Other routes to improve dry fractionation may be found in plant breeding or pre-treatment techniques. Plant breeding could focus on selection of varieties with larger starch granules, or tougher fibres or varieties with a lower seed hardness. The latter could contribute to easier detachment between starch granules and protein bodies, which could increase the particle size of the flour thereby increasing dispersibility and enhancing protein enrichment. Pre-treatments could also be used to accomplish these changes in legume morphology.

Figure 6 furthermore shows that extrapolation of the protein content of the fine fraction leads to a maximum of 74 g protein/100 g dry matter, which is in agreement with the protein content of protein bodies that is between 70 and 88 g protein/100 g dry matter (Plant and Moore 1983; Weber and Neumann 1980).

Conclusions

Optimal detachment was reached between starch granules and protein- and fibre-rich particles from pea, bean, chickpea and lentil by selecting those milling settings that yield the largest overlap between the particle size distribution curve of starch granules and of flour. This method is thus a facile approach to find milling settings that provide optimal detachment for starch-rich legumes.

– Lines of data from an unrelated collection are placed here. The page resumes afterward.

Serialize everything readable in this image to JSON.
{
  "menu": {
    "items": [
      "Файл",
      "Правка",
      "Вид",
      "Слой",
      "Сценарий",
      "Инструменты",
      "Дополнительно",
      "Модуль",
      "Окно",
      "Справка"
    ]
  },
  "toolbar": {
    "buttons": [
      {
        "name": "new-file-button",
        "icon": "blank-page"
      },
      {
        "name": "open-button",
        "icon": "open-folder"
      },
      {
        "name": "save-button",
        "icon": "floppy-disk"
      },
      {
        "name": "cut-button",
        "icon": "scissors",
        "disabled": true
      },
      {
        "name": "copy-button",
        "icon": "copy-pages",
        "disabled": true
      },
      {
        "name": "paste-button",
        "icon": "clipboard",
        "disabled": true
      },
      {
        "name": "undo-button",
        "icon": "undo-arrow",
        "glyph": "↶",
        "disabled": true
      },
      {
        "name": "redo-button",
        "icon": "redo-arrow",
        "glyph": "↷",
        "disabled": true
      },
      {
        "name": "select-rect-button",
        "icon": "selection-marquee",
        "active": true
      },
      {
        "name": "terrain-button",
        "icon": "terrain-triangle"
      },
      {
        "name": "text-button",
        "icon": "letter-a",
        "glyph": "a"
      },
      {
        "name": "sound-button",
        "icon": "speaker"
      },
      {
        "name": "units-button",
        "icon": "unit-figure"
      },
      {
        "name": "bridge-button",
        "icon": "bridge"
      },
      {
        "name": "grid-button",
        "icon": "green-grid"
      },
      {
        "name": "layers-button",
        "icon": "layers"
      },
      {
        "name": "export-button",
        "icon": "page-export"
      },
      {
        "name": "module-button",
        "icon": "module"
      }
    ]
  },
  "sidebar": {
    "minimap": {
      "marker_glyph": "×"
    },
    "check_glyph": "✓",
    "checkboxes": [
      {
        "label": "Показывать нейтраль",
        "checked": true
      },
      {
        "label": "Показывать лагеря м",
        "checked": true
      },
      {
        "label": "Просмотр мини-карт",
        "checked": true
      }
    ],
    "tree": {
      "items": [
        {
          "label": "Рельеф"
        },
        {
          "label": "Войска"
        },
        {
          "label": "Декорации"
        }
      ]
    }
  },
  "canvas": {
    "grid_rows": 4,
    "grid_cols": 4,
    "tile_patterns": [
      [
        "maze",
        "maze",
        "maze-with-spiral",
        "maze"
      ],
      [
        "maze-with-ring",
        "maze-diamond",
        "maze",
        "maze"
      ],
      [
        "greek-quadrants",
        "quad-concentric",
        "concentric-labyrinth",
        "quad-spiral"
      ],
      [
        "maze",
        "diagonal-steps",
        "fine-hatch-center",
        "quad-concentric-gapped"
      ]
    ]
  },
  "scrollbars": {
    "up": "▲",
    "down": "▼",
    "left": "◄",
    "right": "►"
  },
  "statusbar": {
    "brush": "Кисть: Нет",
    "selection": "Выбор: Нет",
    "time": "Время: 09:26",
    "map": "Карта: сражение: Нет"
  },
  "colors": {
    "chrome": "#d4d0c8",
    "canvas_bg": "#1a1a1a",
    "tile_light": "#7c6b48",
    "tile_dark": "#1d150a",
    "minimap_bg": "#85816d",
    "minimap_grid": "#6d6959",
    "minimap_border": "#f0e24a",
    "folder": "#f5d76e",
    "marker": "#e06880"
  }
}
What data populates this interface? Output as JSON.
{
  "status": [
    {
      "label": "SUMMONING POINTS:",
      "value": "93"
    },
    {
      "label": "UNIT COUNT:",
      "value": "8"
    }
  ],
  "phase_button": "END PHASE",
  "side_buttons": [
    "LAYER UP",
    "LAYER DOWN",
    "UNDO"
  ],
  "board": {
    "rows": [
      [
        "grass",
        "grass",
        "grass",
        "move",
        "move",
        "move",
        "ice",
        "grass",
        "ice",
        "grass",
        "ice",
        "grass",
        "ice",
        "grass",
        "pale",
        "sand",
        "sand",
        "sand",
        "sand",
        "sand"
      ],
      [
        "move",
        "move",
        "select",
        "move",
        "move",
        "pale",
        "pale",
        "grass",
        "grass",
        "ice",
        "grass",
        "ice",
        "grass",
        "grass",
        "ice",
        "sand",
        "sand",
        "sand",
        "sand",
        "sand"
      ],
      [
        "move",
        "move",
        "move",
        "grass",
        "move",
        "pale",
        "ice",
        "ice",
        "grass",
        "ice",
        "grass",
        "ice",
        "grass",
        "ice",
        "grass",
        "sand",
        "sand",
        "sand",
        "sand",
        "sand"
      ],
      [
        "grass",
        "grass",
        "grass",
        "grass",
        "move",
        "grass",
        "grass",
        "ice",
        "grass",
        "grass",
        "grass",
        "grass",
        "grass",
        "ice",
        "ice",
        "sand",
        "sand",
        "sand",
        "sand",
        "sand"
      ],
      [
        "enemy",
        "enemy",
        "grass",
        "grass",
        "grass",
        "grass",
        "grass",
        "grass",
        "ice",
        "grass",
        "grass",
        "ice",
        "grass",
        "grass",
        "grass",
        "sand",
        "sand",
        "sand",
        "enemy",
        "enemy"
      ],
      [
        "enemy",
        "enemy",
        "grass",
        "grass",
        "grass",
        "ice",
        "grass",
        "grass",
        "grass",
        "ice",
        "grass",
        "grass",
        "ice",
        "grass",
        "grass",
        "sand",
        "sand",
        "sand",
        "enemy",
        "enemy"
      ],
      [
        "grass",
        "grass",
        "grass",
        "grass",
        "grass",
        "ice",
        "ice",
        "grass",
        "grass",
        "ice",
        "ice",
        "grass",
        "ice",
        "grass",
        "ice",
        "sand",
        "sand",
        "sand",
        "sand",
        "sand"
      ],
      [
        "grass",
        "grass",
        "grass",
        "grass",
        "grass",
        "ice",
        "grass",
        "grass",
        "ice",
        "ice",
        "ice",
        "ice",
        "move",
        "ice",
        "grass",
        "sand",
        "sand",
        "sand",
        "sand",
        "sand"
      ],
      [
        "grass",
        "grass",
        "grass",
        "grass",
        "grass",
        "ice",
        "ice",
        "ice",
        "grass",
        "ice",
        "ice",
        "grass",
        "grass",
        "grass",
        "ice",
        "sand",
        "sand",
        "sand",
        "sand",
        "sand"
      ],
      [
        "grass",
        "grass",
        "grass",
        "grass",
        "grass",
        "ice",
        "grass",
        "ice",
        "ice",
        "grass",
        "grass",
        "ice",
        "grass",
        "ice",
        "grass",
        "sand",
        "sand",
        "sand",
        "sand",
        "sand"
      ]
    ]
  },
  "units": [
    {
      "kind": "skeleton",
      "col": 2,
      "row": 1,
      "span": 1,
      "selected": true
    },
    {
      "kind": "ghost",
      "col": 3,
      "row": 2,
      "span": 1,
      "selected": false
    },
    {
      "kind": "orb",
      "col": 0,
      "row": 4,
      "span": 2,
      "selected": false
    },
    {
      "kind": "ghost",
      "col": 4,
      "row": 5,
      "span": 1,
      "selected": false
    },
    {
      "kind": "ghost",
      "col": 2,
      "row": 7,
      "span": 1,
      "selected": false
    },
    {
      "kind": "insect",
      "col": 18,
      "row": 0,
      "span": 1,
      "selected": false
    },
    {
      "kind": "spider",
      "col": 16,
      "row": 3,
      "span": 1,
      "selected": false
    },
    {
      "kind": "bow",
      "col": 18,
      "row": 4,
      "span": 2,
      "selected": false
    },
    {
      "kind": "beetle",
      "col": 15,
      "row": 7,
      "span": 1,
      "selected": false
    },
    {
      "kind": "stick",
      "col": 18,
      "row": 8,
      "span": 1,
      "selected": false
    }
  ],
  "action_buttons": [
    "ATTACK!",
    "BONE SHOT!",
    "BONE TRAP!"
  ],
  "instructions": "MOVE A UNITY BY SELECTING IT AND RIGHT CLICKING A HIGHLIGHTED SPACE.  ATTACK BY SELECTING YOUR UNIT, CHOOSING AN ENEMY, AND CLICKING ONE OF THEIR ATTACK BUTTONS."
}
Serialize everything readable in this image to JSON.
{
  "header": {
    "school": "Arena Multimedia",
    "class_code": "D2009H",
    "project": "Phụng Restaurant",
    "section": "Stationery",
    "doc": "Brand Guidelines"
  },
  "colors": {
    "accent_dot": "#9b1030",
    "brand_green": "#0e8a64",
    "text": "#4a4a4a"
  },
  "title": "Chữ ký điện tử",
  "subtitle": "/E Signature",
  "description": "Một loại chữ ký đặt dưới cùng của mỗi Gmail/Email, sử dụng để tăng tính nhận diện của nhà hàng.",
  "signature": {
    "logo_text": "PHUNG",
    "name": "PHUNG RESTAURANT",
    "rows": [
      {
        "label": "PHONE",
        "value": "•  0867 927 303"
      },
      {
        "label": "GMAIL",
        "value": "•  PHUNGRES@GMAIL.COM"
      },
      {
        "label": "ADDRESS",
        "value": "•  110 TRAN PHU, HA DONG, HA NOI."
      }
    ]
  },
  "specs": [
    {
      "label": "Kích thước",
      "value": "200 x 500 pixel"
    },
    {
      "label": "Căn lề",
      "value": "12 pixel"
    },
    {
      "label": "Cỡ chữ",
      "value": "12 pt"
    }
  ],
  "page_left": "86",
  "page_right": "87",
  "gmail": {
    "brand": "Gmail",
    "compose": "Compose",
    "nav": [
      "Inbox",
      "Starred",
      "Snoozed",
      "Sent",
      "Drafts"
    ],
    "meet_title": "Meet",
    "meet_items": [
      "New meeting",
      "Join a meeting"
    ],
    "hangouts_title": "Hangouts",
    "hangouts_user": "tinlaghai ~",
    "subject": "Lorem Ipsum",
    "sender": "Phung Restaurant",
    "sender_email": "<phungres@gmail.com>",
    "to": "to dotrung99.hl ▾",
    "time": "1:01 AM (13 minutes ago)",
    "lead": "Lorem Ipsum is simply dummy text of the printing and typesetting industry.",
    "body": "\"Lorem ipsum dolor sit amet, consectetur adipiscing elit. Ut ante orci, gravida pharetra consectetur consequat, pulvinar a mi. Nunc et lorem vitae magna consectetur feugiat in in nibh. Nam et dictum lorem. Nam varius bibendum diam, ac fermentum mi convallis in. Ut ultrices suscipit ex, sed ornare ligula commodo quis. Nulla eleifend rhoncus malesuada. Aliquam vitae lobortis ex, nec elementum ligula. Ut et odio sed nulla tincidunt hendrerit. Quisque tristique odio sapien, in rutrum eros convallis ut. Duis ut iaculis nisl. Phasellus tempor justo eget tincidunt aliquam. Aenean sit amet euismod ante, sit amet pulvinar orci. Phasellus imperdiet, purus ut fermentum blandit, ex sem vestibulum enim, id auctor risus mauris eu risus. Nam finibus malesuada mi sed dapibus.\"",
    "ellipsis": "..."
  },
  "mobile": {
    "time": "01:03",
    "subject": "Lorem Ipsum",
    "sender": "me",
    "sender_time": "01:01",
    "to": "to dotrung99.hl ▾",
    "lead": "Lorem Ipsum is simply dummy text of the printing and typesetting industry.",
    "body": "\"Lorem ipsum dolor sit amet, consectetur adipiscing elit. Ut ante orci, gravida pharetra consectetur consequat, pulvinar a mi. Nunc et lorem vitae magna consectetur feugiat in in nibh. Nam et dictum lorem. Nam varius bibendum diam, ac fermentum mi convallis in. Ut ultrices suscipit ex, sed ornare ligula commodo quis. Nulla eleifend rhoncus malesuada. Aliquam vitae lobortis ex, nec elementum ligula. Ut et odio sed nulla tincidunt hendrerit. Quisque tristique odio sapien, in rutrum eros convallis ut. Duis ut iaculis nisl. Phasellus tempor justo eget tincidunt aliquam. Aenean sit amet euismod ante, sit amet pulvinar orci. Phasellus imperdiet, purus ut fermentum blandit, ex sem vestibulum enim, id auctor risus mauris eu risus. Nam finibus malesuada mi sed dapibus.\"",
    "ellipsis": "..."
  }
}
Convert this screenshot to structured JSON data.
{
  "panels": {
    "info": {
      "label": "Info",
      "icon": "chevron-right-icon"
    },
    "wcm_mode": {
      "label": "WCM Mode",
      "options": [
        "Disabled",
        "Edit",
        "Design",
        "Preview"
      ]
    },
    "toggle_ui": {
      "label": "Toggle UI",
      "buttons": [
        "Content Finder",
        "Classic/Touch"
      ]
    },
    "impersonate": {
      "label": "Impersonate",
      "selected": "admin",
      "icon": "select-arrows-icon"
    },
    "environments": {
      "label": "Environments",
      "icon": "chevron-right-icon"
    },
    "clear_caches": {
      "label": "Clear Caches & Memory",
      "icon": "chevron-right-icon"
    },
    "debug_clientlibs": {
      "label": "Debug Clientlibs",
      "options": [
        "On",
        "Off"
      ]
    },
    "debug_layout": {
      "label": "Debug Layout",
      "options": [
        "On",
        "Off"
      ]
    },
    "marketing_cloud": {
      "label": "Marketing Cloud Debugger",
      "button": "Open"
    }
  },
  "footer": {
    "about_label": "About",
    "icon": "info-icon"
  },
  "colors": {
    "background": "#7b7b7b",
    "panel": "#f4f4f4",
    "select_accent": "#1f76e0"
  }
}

However, seed properties like seed hardness, particle density, starch granule size, fat content and flour dispersibility influence the protein content of the fine fraction as well.

It is to be expected that the maximal overlap hypothesis can be applied on a wide range of starch-rich legumes. Application on grains should also yield detachment, but subsequent air classification will probably not give large enrichments due to the small size difference between starch granules and protein bodies.

Further research could focus on pre-treatments and selection of legume varieties that possess characteristics needed for dry separation.